O Tribunal de Justiça de Mato Grosso (TJMT) decidiu afastar a cobrança de Imposto sobre Transmissão de Bens Imóveis (ITBI) na integralização de capital social feita por sócios a uma holding familiar. Por unanimidade, os desembargadores da 2ª Câmara de Direito Público reconheceram que a operação, realizada pelo valor histórico dos bens, não gerou a incidência do tributo por não haver formação de reserva de capital.
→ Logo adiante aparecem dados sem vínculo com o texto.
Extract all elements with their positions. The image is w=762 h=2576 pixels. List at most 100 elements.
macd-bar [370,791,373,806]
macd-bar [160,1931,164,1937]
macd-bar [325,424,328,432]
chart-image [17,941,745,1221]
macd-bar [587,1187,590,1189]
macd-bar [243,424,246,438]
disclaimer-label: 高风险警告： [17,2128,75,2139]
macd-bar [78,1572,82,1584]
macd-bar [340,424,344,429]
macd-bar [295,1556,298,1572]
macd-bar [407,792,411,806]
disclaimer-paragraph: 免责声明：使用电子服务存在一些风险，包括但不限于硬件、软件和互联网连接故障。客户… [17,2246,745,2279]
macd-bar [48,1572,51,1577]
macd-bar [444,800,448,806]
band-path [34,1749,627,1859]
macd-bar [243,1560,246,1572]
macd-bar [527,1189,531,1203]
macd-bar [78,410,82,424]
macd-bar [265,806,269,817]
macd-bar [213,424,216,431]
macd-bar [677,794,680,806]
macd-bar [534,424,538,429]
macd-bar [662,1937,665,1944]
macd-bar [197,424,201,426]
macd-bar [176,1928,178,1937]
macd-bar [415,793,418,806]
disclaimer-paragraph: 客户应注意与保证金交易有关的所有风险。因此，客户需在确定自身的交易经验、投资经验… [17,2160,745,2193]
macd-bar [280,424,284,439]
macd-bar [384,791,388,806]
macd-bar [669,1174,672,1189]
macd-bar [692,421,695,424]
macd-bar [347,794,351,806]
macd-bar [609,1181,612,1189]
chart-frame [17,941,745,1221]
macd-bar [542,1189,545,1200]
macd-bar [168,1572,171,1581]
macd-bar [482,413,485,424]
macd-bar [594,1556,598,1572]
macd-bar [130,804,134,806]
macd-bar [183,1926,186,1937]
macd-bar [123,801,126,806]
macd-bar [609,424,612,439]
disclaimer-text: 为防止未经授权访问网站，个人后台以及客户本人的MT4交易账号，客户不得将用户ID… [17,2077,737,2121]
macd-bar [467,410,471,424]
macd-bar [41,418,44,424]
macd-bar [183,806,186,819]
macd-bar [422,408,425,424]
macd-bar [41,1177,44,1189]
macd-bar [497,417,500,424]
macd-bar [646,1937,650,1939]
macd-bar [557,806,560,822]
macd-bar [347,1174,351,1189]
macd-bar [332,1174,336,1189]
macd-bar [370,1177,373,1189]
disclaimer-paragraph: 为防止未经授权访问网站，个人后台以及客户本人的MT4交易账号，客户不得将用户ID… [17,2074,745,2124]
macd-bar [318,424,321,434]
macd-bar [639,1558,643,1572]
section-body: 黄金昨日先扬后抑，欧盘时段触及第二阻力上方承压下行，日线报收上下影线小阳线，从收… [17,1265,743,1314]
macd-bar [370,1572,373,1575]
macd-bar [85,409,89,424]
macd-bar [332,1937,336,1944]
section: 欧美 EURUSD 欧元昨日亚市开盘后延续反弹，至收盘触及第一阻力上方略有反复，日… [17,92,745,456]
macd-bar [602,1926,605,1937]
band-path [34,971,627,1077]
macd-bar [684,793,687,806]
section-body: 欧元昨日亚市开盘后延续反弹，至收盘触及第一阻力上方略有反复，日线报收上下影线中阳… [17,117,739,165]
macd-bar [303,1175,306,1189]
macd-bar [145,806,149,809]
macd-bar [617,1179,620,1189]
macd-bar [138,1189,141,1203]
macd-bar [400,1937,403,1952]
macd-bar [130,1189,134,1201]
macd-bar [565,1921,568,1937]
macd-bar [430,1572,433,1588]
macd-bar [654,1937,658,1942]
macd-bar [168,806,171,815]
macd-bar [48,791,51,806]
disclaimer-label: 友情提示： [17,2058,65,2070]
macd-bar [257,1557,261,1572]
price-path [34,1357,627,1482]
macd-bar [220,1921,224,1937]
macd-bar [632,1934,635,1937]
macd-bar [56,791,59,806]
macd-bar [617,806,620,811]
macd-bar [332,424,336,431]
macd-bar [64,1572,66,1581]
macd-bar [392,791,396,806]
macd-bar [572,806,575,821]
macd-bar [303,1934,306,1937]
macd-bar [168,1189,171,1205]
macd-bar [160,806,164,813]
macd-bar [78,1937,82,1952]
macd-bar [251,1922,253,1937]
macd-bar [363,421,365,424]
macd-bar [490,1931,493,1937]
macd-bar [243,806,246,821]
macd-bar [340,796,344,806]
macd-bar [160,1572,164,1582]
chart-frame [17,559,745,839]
No caso concreto, seis imóveis de uma mesma família foram transferidos para a empresa Saad Melo Investimentos e Participações, em Cuiabá, com base em valores históricos de R$ 1,8 milhão. A Prefeitura, no entanto, arbitrou a base de cálculo em R$ 3,6 milhões — valor de mercado à época — e cobrou R$ 37 mil de ITBI (equivalente a cerca de R$ 70 mil atualmente).
A decisão, assinada pelo juiz convocado Luis Otávio Pereira Marques, reformou sentença de primeiro grau e estabeleceu que, como não houve destinação de valor excedente à formação de reserva de capital, não se aplica ao caso a tese fixada pelo Supremo Tribunal Federal (STF) no Tema 796. Esse precedente permite a cobrança do ITBI sobre valores que ultrapassem o capital social na integralização de bens imóveis em pessoa jurídica.
O magistrado ainda apontou que o município realizou a cobrança sem instaurar procedimento administrativo, o que viola princípios constitucionais como o contraditório e a ampla defesa, conforme jurisprudência do Superior Tribunal de Justiça (STJ).
Para o advogado Alex Ferreira, do FCS Advogados, que atuou no processo, a decisão é a primeira favorável nesse sentido no TJMT. “A jurisprudência até então aplicava o Tema 796 sem distinguir se havia ou não reserva de capital. Essa decisão fez essa diferenciação importante”, destacou.
A advogada Cindy Schossler Toyama, da mesma banca, reforçou que a integralização foi registrada pelo mesmo valor declarado no Imposto de Renda, sem qualquer ágio ou reserva. “É bem diferente de quando o contribuinte reconhece que o imóvel vale mais e lança como reserva de capital”, observou.
Especialistas apontam que o julgamento evidencia a insegurança jurídica gerada após a decisão do STF de 2020, que aflorou uma “saga arrecadatória” por parte dos municípios ao cobrarem ITBI sobre a diferença entre valor histórico e de mercado.
A Procuradoria-Geral do Município de Cuiabá informou, em nota, que respeita a decisão, mas avaliará recorrer ao STJ ou até ao STF. Segundo o órgão, a arrecadação do ITBI compõe o orçamento municipal e decisões contrárias comprometem a capacidade de investimento da prefeitura.
A discussão sobre o alcance da imunidade na integralização de bens segue gerando controvérsia no país. Uma recente decisão do ministro Alexandre de Moraes, do STF, em caso semelhante, considerou a matéria infraconstitucional — o que pode transferir o debate definitivo para o STJ.